Cartilage and bone disease in a mouse model of Farber lipogranulomatosis and response to treatment

Farber lipogranulomatosis (Farber disease, FD) is the lysosomal disorder due to the deficiency of acid ceramidase (AC) and the resultant accumulation of the sphingolipid, ceramide. Ceramide-driven inflammation is characteristic of the disease, resulting in massive macrophage infiltration into many tissues. Cartilage sites are particularly susceptible to this inflammatory process, resulting in homing of macrophages and nodule formation at these sites. A mouse model of severe Farber disease (asah1-/- mice) has been constructed (Alayoubi et al., 2013) and used to investigate the pathophysiology of the disease and approaches to treatment. Affected animals are particularly small, exhibit failure to thrive, and survive only 8-12 weeks.

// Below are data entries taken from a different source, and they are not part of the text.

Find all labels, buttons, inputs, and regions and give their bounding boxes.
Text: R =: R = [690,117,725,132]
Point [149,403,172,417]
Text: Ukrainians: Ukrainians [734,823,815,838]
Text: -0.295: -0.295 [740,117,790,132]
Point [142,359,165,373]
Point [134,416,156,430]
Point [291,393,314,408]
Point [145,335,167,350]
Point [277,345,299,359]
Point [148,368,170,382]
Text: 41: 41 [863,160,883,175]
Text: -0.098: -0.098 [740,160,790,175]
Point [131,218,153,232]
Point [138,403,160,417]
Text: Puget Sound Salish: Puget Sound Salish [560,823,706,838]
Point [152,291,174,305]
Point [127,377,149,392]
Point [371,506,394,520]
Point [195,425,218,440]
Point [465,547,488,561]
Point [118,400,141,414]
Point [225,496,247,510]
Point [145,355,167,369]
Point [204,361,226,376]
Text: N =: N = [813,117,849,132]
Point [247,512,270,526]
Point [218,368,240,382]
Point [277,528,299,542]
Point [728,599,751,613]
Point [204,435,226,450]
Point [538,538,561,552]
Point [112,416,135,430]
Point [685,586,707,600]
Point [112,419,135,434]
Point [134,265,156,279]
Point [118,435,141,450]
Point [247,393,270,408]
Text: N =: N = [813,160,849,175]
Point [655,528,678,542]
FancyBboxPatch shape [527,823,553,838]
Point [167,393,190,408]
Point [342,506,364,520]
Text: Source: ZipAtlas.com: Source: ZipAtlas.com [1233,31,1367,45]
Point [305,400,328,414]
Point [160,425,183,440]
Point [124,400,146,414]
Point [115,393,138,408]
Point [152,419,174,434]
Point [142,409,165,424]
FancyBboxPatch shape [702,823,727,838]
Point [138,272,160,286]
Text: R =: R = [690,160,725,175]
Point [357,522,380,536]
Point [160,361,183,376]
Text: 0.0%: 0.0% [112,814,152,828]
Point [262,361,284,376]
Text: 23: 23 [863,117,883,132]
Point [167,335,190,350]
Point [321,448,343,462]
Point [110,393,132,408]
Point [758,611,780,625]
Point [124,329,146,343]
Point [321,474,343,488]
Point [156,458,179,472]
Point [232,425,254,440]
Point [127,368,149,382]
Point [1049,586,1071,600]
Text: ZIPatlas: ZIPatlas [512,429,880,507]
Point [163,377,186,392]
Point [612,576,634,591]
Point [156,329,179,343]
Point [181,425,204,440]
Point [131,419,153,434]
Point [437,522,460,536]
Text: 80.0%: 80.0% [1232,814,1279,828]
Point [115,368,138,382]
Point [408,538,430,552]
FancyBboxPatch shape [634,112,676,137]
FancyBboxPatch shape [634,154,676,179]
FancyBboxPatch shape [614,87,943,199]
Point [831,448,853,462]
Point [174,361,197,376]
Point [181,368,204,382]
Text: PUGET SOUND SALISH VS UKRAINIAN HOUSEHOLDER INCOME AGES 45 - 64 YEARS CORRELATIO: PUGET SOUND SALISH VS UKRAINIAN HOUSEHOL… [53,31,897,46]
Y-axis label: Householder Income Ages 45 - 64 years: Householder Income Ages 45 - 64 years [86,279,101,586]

In this study we examined the bones and cartilage of these mice and the potential of enzyme replacement therapy (ERT) to recover the phenotype. Cultured chondrocytes from asah1-/- mice exhibited massive ceramide storage and extremely poor growth. qPCR analysis of several chondrogenic genes (collagen 2, aggrecan, Sox-9) revealed very low expression, suggesting a defect in chondrogenesis. Treatment of the asah1-/- chondrocytes with recombinant human AC (rhAC) recovered much of the growth and chondrogenic defects. Histological and imaging assessments of the bones and cartilage of untreated asah1-/- mice revealed lipid-filled storage cells, disorganized bone growth plates, and defective articular cartilage. Subcutaneous nodules were not found, although clusters of macrophages were evident. Treatment of asah1-/- mice with rhAC beginning in the first week of life markedly reduced inflammation, prevented ceramide storage in most organs, and modestly extended lifespan. The effect of enzyme treatment on the cartilage and bones is under investigation.